Well, that certainly could have gone better.
The funding period for Faire Play 2 has ended and we’ve come up short. Like, way, way, way short. You can still purchase the models for the Faire Play 2 chariot, gladiatrix armor, and Empress Makeover Kit over at The Bazaar, but the Kickstarter’s gone off and joined the choir invisible.
Before we proceed, allow me this big, red, throbbing, baboon-ass of a caveat. Nowhere is it written that one is entitled to a successful Kickstarter. You buys your ticket, and you takes your chances. Zheng Labs rolled the dice and came up with a big old nothing-burger this time. C’est la vie.
But you can’t hit if you don’t swing, right? Build it, as is told in the Book of Costner, and they will come.
And come they did, in droves. Faire Play 2 received a tremendous amount of favorable media coverage in online publications across the spectrum, from The Huffington Post to Newsmax. There are Kickstarters that would kill for that kind of exposure.
And yet, despite a truly inspiring amount of publicity and online good will, Faire Play 2 missed its goal by roughly eighty percent.
But as Grandma Zheng always used to say, if you’re going to fail, you might as well fail spectacularly. So there’s that.
What happened? Let’s explore some possibilities.
#1. In hindsight, launching a Kickstarter contingent on the cooperation of cats might not have been the smartest business plan.
Everybody knows there’s no way you’d ever get a cat to pull a chariot. Ever. And even if you did the cat would find a way to kill you in your sleep. The Venn diagram of people with Barbie dolls, 3D printers, and cats is also vanishingly small, which further limited the number of potential Faire Play 2 backers.
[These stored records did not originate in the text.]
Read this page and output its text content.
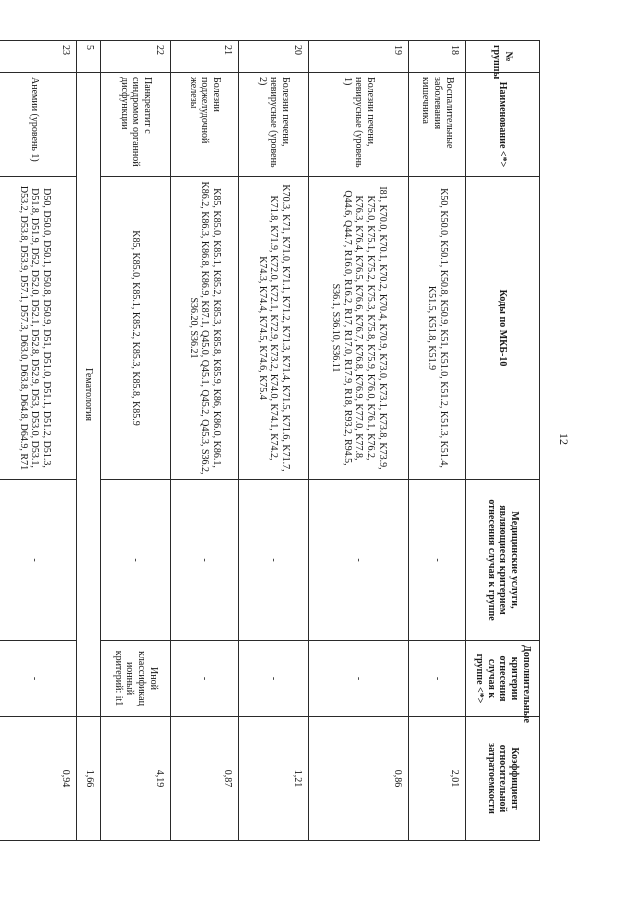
12
№ группы	Наименование <*>	Коды по МКБ-10	Медицинские услуги, являющиеся критерием отнесения случая к группе	Дополнительные критерии отнесения случая к группе <*>	Коэффициент относительной затратоемкости
18	Воспалительные заболевания кишечника	K50, K50.0, K50.1, K50.8, K50.9, K51, K51.0, K51.2, K51.3, K51.4, K51.5, K51.8, K51.9	-	-	2,01
19	Болезни печени, невирусные (уровень 1)	I81, K70.0, K70.1, K70.2, K70.4, K70.9, K73.0, K73.1, K73.8, K73.9, K75.0, K75.1, K75.2, K75.3, K75.8, K75.9, K76.0, K76.1, K76.2, K76.3, K76.4, K76.5, K76.6, K76.7, K76.8, K76.9, K77.0, K77.8, Q44.6, Q44.7, R16.0, R16.2, R17, R17.0, R17.9, R18, R93.2, R94.5, S36.1, S36.10, S36.11	-	-	0,86
20	Болезни печени, невирусные (уровень 2)	K70.3, K71, K71.0, K71.1, K71.2, K71.3, K71.4, K71.5, K71.6, K71.7, K71.8, K71.9, K72.0, K72.1, K72.9, K73.2, K74.0, K74.1, K74.2, K74.3, K74.4, K74.5, K74.6, K75.4	-	-	1,21
21	Болезни поджелудочной железы	K85, K85.0, K85.1, K85.2, K85.3, K85.8, K85.9, K86, K86.0, K86.1, K86.2, K86.3, K86.8, K86.9, K87.1, Q45.0, Q45.1, Q45.2, Q45.3, S36.2, S36.20, S36.21	-	-	0,87
22	Панкреатит с синдромом органной дисфункции	K85, K85.0, K85.1, K85.2, K85.3, K85.8, K85.9	-	Иной классификац ионный критерий: it1	4,19
5	Гематология				1,66
23	Анемии (уровень 1)	D50, D50.0, D50.1, D50.8, D50.9, D51, D51.0, D51.1, D51.2, D51.3, D51.8, D51.9, D52, D52.0, D52.1, D52.8, D52.9, D53, D53.0, D53.1, D53.2, D53.8, D53.9, D57.1, D57.3, D63.0, D63.8, D64.8, D64.9, R71	-	-	0,94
#2. People are used to getting amusing content for free, and converting Kickstarter video views into Kickstarter backing isn’t a viable strategy.
I had a tremendous amount of fun creating the Kickstarter video for this project. My hope was that people would watch the video and then think, “Yes! Imagine what this guy could do with greater resources. Here’s two bucks.”
Alas, in a world where hilarious dashcam vids of road-raging mascots are free for the taking, asking people to selflessly contribute to one’s artistic endeavors is hoplessly naïve.
Still, STILL! Many people did contribute to the project for precisely that reason! I’m thoroughly grateful to the hundred or so idealists who supported Faire Play 2. You folks are the best, and the world would be better off with more people like you.
Also, apparently 3d printed lithopanes are a terrible idea for a backer reward. Who knew?
#3. Nobody plays with dolls anymore.
It hasn’t been a great year for Mattel. Barbie sales crashed 21% in Q3 of 2014 and have been sinking for three years straight, and Mattel’s CEO left for greener pastures.
I’m doing what I can to revitalize Barbie’s image, but I can’t imagine a kid born after 2010 picking up a doll when there’s an iPad nearby. The market for aftermarket Barbie accessories, already quite nichey, gets smaller every day.
Nonetheless, I couldn’t help but model this Barbie-compatible tire iron. In this house, Barbie changes her own tires.
It’s free! Download it here. You’ll have to heat-deform it after printing to get that nice bend in the shaft.
So, what’s next?
Oh, man, I am so excited for the Next Thing.
I’ve been working on the Next Thing for the last couple of weeks and hope to announce it soon. Here’s a wee teaser image for you.
And big, big, BIG thanks to everyone who supported the project. I’s got good peeps.